Evershed et Melanie Roffet-Salque, chimiste connue pour son étude des lipides provenant d’objets archéologiques, ont constitué une énorme base de données sur les graisses animales provenant de plus de 13 000 tessons de poterie anciens trouvés en Europe. George Davey Smith et ses collègues ont sondé la UK Biobank, une base de données biomédicales et une ressource de recherche contenant des informations sur la génétique, le mode de vie et la santé d’un demi-million de Britanniques, pour voir quel effet la persistance de la lactase a sur les habitudes de consommation de lait et les paramètres de santé de personnes en bonne santé. Et Thomas, avec ses collègues Yoan Diekmann et Adrian Timpson, a mis au point une nouvelle méthode statistique qui teste comment les facteurs écologiques de séries chronologiques peuvent expliquer l’évolution de la persistance à la lactase.
Dans cette masse de données, les chercheurs ont enfin pu dégager un modèle.

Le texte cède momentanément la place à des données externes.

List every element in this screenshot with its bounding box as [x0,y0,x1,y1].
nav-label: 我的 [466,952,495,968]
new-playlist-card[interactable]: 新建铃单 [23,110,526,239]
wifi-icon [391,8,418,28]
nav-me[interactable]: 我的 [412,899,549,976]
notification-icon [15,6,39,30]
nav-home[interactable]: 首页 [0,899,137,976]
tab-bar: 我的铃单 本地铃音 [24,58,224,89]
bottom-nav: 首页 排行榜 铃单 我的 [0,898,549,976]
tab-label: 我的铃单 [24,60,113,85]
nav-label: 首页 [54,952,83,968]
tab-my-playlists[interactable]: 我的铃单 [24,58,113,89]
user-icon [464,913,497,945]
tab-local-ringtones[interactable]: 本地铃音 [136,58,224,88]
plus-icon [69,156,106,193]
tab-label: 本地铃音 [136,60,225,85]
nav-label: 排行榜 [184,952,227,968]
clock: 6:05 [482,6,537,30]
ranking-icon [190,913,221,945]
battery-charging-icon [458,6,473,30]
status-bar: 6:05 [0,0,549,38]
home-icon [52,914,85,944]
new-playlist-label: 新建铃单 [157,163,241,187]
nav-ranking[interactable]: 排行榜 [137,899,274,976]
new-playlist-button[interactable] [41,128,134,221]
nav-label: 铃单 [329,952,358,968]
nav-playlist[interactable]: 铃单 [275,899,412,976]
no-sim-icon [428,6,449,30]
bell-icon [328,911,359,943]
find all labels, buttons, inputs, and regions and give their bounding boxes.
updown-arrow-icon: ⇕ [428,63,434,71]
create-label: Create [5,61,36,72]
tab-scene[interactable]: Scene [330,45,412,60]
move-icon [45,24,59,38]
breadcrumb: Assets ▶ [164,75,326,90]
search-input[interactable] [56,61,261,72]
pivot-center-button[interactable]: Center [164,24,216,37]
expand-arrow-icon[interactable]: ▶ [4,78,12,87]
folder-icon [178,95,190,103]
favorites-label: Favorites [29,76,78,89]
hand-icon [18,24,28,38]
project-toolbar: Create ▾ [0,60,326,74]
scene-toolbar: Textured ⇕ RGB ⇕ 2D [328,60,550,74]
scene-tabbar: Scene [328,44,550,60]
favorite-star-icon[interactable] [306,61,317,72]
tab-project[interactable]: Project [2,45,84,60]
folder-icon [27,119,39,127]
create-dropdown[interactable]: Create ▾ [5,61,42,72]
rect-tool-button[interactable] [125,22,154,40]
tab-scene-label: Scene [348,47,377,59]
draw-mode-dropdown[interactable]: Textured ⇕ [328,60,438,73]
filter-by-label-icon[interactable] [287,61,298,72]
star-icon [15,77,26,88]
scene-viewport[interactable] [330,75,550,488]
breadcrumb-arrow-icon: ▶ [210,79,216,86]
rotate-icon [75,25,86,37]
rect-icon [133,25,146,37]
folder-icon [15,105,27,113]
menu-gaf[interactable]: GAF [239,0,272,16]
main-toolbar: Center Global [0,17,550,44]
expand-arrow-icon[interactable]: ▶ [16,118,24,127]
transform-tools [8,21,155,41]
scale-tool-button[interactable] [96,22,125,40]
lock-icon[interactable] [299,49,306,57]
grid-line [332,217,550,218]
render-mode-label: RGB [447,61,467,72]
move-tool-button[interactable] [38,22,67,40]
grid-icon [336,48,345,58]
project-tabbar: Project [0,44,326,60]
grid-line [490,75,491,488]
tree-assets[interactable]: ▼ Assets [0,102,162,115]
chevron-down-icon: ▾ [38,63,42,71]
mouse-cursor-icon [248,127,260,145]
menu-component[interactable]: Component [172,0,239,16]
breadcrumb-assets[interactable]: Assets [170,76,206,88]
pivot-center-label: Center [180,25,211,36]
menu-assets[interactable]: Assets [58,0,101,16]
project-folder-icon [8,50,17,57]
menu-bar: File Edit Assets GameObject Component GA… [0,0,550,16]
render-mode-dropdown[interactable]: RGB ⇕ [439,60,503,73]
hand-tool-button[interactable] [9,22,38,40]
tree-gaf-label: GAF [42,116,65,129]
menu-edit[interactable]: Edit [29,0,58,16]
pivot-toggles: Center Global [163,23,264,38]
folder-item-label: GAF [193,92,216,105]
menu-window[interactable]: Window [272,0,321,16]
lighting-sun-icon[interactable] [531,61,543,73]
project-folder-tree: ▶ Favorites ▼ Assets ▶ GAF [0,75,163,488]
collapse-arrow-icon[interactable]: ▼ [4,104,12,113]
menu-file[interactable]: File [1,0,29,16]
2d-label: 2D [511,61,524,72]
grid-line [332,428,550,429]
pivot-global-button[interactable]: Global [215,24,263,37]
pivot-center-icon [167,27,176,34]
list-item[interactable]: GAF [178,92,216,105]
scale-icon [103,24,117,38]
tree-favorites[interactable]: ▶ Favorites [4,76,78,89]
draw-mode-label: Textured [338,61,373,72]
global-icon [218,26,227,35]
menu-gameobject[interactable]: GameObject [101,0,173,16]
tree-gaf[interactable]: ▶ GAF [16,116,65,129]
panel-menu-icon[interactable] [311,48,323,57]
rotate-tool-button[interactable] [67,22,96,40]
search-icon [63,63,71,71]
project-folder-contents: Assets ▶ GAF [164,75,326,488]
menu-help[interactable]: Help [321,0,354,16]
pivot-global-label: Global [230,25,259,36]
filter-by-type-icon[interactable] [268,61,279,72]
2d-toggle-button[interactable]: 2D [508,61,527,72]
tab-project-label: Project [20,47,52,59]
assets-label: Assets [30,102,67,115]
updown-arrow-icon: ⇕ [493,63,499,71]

L’intolérance au lactose n’est généralement pas la pire chose au monde. En fait, le terme est mal choisi puisque tous les humains naissent tolérants au lactose, comme tous les mammifères. Cependant, à mesure que nous passons à l’âge adulte, nous devenons de plus en plus incapables de digérer le lactose, un type de sucre présent dans le lait. Les symptômes comprennent les ballonnements classiques, les crampes et les douleurs d’estomac, la diarrhée et une sensation générale de malaise. Tout cela était tolérable dans les temps anciens, lorsque 99 % de la population vivait au jour le jour.
Cependant, pendant les périodes de maladie et de famine généralisées, la diarrhée chez les personnes souffrant de malnutrition sévère pouvait être et était probablement fatale. À cette époque, ceux qui possédaient des allèles pour la lactose déshydrogénase, le gène nécessaire pour métaboliser le lactose en glucose, n’avaient pas seulement un léger avantage sur les autres, s’était un énorme avantage de survie.
Cette description explique peut-être mieux pourquoi plus de 95 % des Danois sont tolérants au lactose, alors que 85 % des Chinois y sont intolérants. À ce jour, environ 70 % de la population mondiale est intolérante au lactose, ce qui peut s’expliquer par le fait que chaque population était généralement confinée dans une région particulière au cours des 10 000 dernières années, chacune ayant ses propres enjeux historiques.
Selon Davey Smith :
En bref, l’utilisation du lait était répandue en Europe pendant au moins 9 000 ans, et les humains en bonne santé, même ceux qui ne sont pas intolérants à la lactase, pouvaient heureusement consommer du lait sans tomber malades. Cependant, sa consommation chez les personnes non persistantes à la lactase entraîne une forte concentration de lactose dans l’intestin, ce qui peut attirer du liquide dans le côlon, et une déshydratation peut en résulter lorsque cela est associé à une maladie diarrhéique. J’ai postulé que ce processus pouvait entraîner une mortalité élevée lorsque la charge en maladies infectieuses augmentait, la taille et la densité des populations atteignant des niveaux auxquels certains agents infectieux pouvaient circuler en permanence en leur sein.
L’étude publiée dans Nature : Dairying, diseases and the evolution of lactase persistence in Europe et présentée sur le site de l’Université de Bristol : Famine and disease drove the evolution of lactose tolerance in Europe.